Kameraleute und Fotografen dürften ihn nicht zu Gesicht bekommen, wenn er in den abhörsicheren Sitzungssaal im Präsidentenflügel des Reichstags geführt wird. Die meisten Abgeordneten hatten gar nicht damit gerechnet, dass er kommen würde. Doch Bundeswehr-Oberst Georg Klein hat angekündigt, er werde an diesem Mittwoch als Zeuge vor dem Kundus-Untersuchungsausschuss des Bundestags erscheinen.
Klein ist die zentrale Figur, sofern es um die Ereignisse in der Nacht zum 4. September vorigen Jahres geht. Damals gab Klein den Befehl, zwei von Taliban entführte Tanklaster auf einer Sandbank im Kundus-Fluss in Nordafghanistan zu bombardieren. Bis zu 140 Menschen wurden getötet. Wie die militärische Führung mit dem Fall umgegangen ist und wer politische Verantwortung trägt, will der Ausschuss später erörtern.
Am Dienstag rätselten die Mitglieder des Ausschusses noch, was sie von Klein zu hören bekommen werden. Würde er nur zu Protokoll geben, dass er von seinem Recht Gebrauch machen will, die Aussage zu verweigern? Das könnte er, um sich in möglichen späteren Straf- und Disziplinarverfahren nicht zu belasten.
Würde er die Bedrohungslage schildern, der er und seine Soldaten sich in Afghanistan ausgesetzt sahen, zum konkreten Geschehen aber schweigen? Oder würde er sich zur Sache äußern? Am Abend hieß es dann aus Kreisen des Ausschusses, Klein wolle eine Erklärung abgeben.
In den internen Untersuchungen hat Klein stets versichert, er habe nach bestem Wissen und Gewissen gehandelt. Davon dürfte er auch den Ausschuss überzeugen wollen. Allerdings kommen sowohl die Nato als auch die deutsche Militärpolizei zu dem Ergebnis, dass Klein Einsatzregeln der Nato missachtet und Befehlswege nicht eingehalten habe.
Eine Schlüsselfrage ist, ob Klein tatsächlich die Entscheidung zum Bombardement allein getroffen hat, wie bislang alle Seiten behaupten. Es gibt viele Merkwürdigkeiten in seinem Verhalten - nach derzeitigem Stand hat Klein keinen seiner Vorgesetzten eingeschaltet, zu einem afghanischen Informanten am Flussufer hatte er nur indirekt Kontakt über einen Dolmetscher und einen Geheimdienstoffizier.
Zweifel an der offiziellen Version
Vor allem aber wegen der Tragweite seines Befehls zweifeln manche Abgeordnete an der offiziellen Version. Einen Beweis für die These, es habe einen zweiten inoffiziellen Befehlsstrang gegeben, auf dem Klein sich in Deutschland Rückendeckung geholt habe, hat allerdings noch niemand vorgelegt.
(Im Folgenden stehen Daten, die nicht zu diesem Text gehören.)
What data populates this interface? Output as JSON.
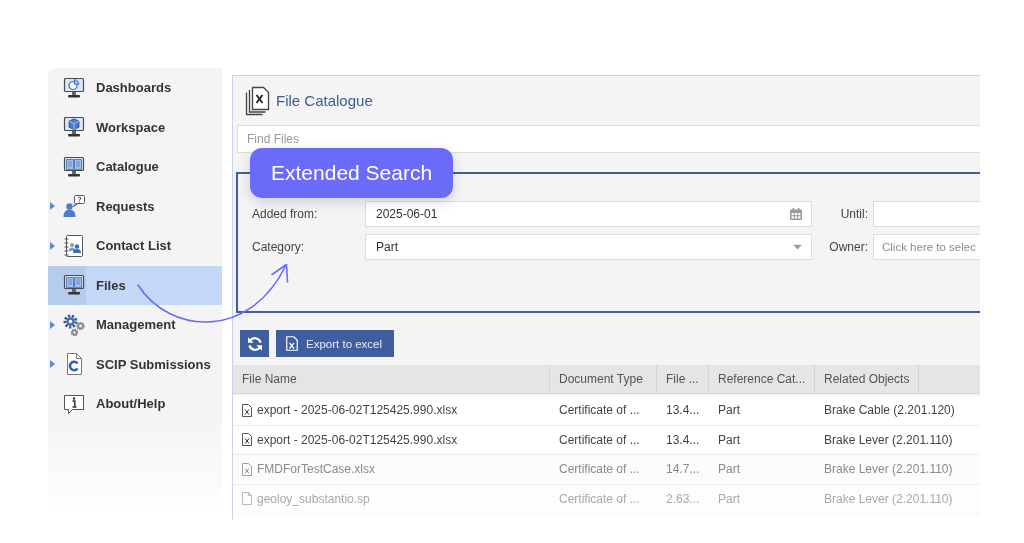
{
  "sidebar": {
    "items": [
      {
        "label": "Dashboards",
        "expandable": false,
        "selected": false
      },
      {
        "label": "Workspace",
        "expandable": false,
        "selected": false
      },
      {
        "label": "Catalogue",
        "expandable": false,
        "selected": false
      },
      {
        "label": "Requests",
        "expandable": true,
        "selected": false
      },
      {
        "label": "Contact List",
        "expandable": true,
        "selected": false
      },
      {
        "label": "Files",
        "expandable": false,
        "selected": true
      },
      {
        "label": "Management",
        "expandable": true,
        "selected": false
      },
      {
        "label": "SCIP Submissions",
        "expandable": true,
        "selected": false
      },
      {
        "label": "About/Help",
        "expandable": false,
        "selected": false
      }
    ]
  },
  "panel": {
    "title": "File Catalogue",
    "search": {
      "placeholder": "Find Files"
    },
    "extended_search": {
      "fields": [
        {
          "label": "Added from:",
          "kind": "date",
          "value": "2025-06-01"
        },
        {
          "label": "Until:",
          "kind": "text"
        },
        {
          "label": "Category:",
          "kind": "select",
          "value": "Part"
        },
        {
          "label": "Owner:",
          "kind": "text",
          "placeholder": "Click here to selec"
        }
      ]
    },
    "toolbar": {
      "buttons": [
        {
          "kind": "refresh"
        },
        {
          "kind": "export",
          "label": "Export to excel"
        }
      ]
    },
    "table": {
      "columns": [
        "File Name",
        "Document Type",
        "File ...",
        "Reference Cat...",
        "Related Objects"
      ],
      "rows": [
        {
          "kind": "excel",
          "cells": [
            "export - 2025-06-02T125425.990.xlsx",
            "Certificate of ...",
            "13.4...",
            "Part",
            "Brake Cable (2.201.120)"
          ]
        },
        {
          "kind": "excel",
          "cells": [
            "export - 2025-06-02T125425.990.xlsx",
            "Certificate of ...",
            "13.4...",
            "Part",
            "Brake Lever (2.201.110)"
          ]
        },
        {
          "kind": "excel",
          "cells": [
            "FMDForTestCase.xlsx",
            "Certificate of ...",
            "14.7...",
            "Part",
            "Brake Lever (2.201.110)"
          ]
        },
        {
          "kind": "document",
          "cells": [
            "geoloy_substantio.sp",
            "Certificate of ...",
            "2.63...",
            "Part",
            "Brake Lever (2.201.110)"
          ]
        }
      ]
    }
  },
  "annotation": {
    "callout": "Extended Search"
  }
}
Die Zweifler verweisen auf die Anwesenheit der sogenannten Task Force 47 in Kundus. Sie besteht aus etwa 120 Elitesoldaten, deren Geheimauftrag im Wesentlichen lautet, Taliban-Führer aufzuspüren. Auch vier führende Aufständische, die sich in jener Nacht bei den Tankwagen aufhielten, standen auf der Fahndungsliste der Task Force. Klein operierte aus dem Gefechtsstand der Task Force, offiziell deshalb, weil sie über die bessere technische Ausstattung verfügte und weil der afghanische Informant für die Task Force im Einsatz war.
Es liegt nahe, dass der Nachrichtenoffizier der Task Force Klein darauf hingewiesen hat, dass man gesuchte Taliban vor sich habe. Möglicherweise hat sich Klein durch diesen Umstand zusätzlich unter Druck gefühlt, den Befehl zur Bombardierung zu geben.